NCI-funded Machine Learning Gives New Insight into Endometrial Cancer
Panoptes, a new machine learning model built on a deep convolutional neural network, is proving effective and efficient in reading histological slides from NCI genomic and proteomic data sets to predict four subtypes of endometrial cancer. Dr. David Fenyö and team from New York University’s Langone Health published their findings in a new article in Cell Reports Medicine.
Panoptes, named for a 100-eyed giant in Greek mythology, offers new insight into existing, archived histological slides stored in NCI’s Clinical Proteomic Tumor Analysis Consortium and The Cancer Genome Atlas data sets.

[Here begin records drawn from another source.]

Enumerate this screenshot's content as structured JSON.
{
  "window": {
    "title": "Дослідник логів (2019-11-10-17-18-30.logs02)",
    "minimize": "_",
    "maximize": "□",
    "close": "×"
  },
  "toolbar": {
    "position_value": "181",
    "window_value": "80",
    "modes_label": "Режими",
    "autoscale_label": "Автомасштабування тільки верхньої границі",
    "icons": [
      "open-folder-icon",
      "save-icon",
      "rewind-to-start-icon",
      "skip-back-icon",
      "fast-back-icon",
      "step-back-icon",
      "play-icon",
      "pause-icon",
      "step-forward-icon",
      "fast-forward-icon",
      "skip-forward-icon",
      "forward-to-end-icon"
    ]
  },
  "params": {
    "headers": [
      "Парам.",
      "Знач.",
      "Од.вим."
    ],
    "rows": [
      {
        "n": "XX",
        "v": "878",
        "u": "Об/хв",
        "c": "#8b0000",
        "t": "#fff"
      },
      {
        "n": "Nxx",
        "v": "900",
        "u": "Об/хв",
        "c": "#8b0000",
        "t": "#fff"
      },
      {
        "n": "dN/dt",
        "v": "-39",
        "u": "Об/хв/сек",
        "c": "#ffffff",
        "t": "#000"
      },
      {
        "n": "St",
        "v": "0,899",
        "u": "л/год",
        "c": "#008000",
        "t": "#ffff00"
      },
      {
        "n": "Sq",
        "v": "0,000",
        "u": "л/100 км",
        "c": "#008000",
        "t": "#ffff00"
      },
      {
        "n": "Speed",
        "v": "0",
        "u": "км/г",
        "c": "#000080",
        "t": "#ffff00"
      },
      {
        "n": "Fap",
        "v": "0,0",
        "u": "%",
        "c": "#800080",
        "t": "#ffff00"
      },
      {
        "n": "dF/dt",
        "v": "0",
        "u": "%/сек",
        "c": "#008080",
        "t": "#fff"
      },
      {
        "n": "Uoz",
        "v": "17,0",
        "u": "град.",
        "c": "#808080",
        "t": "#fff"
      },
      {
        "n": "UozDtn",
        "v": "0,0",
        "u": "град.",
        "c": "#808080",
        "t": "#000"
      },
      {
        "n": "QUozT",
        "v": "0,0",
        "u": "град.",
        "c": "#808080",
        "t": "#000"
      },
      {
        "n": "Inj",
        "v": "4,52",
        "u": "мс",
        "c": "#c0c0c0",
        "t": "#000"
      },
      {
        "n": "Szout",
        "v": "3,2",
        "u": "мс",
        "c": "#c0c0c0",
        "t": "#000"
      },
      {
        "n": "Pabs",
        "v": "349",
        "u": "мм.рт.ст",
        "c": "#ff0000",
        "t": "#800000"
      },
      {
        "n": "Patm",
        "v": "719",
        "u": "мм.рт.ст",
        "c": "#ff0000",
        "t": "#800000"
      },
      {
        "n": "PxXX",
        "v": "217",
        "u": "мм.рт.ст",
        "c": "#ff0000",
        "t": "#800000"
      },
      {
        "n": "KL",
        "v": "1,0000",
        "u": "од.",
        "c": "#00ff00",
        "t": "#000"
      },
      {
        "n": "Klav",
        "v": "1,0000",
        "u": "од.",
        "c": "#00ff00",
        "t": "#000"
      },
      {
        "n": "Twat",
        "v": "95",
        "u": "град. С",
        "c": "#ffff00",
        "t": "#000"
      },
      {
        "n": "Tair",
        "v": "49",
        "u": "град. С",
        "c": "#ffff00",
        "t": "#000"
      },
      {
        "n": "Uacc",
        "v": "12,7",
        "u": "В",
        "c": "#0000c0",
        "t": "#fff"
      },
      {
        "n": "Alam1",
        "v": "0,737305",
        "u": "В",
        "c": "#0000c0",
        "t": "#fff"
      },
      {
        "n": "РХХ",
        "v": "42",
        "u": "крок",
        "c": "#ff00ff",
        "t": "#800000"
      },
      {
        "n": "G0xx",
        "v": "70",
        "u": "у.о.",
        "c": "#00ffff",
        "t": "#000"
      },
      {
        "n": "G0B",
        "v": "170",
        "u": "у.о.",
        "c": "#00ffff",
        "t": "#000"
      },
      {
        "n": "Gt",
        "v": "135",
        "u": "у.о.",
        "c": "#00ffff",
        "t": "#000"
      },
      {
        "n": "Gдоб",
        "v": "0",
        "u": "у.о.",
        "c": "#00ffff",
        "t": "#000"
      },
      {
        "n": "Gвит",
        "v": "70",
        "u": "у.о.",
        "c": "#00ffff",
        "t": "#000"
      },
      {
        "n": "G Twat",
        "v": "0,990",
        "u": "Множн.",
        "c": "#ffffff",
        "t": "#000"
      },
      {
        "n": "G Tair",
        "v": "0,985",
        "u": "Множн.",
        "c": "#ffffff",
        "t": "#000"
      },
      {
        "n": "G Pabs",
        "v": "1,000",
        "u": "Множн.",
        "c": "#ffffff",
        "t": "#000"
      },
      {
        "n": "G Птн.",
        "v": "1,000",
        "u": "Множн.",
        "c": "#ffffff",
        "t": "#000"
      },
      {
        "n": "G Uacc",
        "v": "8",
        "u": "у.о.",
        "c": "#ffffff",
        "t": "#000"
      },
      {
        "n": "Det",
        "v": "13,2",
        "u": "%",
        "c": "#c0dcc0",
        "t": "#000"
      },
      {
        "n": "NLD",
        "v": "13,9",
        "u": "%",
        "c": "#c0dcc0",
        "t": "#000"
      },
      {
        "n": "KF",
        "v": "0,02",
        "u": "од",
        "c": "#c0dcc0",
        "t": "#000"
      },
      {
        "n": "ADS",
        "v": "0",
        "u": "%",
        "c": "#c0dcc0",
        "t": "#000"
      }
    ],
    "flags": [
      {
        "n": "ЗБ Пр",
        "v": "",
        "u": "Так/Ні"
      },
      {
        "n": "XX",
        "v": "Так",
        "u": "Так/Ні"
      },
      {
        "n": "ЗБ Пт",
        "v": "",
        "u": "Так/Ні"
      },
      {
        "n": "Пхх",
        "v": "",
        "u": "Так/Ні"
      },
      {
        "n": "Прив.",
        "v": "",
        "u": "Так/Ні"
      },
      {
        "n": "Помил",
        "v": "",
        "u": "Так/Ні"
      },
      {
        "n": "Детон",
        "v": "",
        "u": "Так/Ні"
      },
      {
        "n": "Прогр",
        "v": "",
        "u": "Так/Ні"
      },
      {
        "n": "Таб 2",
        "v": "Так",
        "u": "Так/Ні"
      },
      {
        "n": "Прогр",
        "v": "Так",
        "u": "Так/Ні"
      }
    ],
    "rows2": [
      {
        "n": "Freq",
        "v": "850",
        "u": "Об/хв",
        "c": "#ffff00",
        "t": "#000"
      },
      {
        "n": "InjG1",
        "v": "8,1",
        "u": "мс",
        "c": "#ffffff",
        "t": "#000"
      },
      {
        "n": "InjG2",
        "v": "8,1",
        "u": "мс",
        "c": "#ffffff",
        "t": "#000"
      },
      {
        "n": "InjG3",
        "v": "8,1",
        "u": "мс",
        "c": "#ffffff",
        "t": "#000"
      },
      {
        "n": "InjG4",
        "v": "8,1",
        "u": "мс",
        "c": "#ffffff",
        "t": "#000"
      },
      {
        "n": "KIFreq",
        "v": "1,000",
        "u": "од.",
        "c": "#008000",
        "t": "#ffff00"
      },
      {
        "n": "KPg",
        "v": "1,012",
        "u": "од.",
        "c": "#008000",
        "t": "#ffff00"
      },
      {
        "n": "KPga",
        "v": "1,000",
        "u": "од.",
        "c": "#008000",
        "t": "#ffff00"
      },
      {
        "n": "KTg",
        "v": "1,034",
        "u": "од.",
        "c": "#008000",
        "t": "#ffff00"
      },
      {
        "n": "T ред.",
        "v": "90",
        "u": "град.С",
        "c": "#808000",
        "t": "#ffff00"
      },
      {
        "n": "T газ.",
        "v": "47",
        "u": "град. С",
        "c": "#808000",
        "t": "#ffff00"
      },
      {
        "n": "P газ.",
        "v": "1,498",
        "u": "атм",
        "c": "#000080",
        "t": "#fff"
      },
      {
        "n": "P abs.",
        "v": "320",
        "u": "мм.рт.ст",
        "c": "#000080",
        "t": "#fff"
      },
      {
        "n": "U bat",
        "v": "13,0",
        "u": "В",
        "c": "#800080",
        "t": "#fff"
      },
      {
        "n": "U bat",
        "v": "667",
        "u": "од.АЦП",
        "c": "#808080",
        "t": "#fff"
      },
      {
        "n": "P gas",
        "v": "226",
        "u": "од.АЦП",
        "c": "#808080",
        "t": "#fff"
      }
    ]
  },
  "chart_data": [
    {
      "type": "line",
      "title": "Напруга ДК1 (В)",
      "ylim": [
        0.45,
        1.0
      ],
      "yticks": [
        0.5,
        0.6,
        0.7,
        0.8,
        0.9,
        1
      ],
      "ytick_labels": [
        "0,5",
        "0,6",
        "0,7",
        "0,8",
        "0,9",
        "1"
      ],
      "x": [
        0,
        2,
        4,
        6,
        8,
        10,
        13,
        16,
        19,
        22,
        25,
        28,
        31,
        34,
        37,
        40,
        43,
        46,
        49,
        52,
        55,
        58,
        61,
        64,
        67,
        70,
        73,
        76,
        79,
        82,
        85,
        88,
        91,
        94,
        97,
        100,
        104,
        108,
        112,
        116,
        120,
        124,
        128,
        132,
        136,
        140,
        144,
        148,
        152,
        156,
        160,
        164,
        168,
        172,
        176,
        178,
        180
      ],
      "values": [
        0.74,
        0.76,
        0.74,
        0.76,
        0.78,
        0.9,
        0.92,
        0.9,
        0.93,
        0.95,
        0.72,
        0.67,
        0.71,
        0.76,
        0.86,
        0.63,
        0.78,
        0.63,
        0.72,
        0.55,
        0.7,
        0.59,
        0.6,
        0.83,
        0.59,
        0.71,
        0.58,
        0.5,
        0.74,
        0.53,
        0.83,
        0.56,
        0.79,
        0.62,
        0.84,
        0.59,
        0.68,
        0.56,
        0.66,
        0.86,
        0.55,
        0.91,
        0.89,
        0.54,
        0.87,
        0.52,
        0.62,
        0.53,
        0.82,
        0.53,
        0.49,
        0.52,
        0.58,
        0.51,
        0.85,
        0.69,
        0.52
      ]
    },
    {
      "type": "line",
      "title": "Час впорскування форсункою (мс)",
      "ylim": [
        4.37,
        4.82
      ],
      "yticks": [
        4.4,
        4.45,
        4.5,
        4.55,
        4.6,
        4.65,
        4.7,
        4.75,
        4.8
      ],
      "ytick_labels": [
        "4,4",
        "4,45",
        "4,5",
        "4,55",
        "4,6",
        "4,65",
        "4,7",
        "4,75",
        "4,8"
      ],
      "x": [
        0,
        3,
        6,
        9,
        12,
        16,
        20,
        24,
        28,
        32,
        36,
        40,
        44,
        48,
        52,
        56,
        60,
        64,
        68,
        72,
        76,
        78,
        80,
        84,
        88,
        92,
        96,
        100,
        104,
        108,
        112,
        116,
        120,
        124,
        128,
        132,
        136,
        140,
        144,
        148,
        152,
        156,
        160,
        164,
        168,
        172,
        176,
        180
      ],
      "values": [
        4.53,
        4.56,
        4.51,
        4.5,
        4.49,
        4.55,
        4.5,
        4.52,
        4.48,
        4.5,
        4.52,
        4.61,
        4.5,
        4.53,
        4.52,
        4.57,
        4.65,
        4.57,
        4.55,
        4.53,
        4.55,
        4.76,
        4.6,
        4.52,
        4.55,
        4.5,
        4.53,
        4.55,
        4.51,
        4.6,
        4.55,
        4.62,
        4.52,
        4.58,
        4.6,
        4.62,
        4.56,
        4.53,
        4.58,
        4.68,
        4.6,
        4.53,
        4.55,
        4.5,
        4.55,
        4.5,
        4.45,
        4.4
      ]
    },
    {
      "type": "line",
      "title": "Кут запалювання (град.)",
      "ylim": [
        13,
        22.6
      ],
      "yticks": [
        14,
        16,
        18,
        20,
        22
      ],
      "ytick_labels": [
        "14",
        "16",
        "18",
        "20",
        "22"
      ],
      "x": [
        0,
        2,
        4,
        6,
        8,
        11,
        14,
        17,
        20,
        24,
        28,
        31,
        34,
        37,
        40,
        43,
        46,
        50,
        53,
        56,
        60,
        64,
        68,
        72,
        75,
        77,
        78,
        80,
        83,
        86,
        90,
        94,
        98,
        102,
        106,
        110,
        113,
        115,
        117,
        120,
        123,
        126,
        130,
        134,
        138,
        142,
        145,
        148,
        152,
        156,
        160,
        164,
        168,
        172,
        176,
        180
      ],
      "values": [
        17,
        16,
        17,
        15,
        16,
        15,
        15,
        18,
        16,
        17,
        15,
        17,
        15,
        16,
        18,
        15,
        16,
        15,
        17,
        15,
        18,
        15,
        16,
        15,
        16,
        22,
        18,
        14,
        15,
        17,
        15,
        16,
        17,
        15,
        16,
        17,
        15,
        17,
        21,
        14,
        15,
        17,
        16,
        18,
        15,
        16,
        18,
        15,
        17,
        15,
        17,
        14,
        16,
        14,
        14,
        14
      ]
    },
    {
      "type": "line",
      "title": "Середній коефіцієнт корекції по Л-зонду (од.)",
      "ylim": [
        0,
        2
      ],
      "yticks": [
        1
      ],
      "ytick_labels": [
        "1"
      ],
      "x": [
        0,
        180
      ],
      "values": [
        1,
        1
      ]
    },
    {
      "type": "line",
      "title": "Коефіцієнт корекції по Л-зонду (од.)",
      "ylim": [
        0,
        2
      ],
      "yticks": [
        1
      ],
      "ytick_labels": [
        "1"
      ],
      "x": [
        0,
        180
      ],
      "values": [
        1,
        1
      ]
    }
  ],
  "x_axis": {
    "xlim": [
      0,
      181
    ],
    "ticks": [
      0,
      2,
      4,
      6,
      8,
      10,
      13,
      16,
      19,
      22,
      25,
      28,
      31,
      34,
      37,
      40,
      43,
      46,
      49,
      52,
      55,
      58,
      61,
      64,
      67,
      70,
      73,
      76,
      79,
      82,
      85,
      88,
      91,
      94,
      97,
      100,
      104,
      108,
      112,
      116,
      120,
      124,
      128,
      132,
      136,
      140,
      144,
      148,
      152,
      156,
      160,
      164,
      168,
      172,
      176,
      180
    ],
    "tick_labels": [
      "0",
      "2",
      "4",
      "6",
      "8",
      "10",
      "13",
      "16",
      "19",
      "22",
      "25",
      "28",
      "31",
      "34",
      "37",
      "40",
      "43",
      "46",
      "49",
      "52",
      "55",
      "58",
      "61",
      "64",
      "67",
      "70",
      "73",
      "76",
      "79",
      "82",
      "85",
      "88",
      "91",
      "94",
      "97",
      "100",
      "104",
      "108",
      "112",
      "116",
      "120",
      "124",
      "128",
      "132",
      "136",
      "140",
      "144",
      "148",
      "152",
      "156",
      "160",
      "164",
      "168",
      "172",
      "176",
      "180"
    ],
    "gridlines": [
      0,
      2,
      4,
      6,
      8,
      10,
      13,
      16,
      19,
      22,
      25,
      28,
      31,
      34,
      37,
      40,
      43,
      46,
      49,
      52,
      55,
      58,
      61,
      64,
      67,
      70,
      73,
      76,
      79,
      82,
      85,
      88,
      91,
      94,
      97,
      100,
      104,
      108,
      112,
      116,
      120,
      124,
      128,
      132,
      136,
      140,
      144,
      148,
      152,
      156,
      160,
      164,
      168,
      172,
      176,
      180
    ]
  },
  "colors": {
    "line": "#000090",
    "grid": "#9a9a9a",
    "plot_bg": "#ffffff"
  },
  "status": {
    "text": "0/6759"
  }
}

As noted by the investigators, “Panoptes predicted histological and molecular subtypes in endometrial cancer, as well as the mutation status of critical genes, with remarkable precision.”
This type of “computational pathology” offers a useful framework for supporting human pathologists, trimming the labor needed to interpret histological findings to under 4 minutes per slide and eliminating the time and cost of genetic sequencing.
The next steps, according to the researchers, will be to train the model on more diverse data sets to ensure it meets the rigors of real-world applications. They also plan to develop and test a user-friendly interface that will allow pathologists, and people without specialized computer training, to quickly and easily use the model in a clinical setting.
Concurrent projects also are underway to use a Panoptes-type model to gain insight into other cancer types, such as glioblastoma, melanoma, and lung.
Machine learning models such as Panoptes are a promising tool for precision medicine. Such models may someday allow clinicians to quickly and efficiently target medications to specific genetic mutations without the need for in-depth and costly genetic sequencing.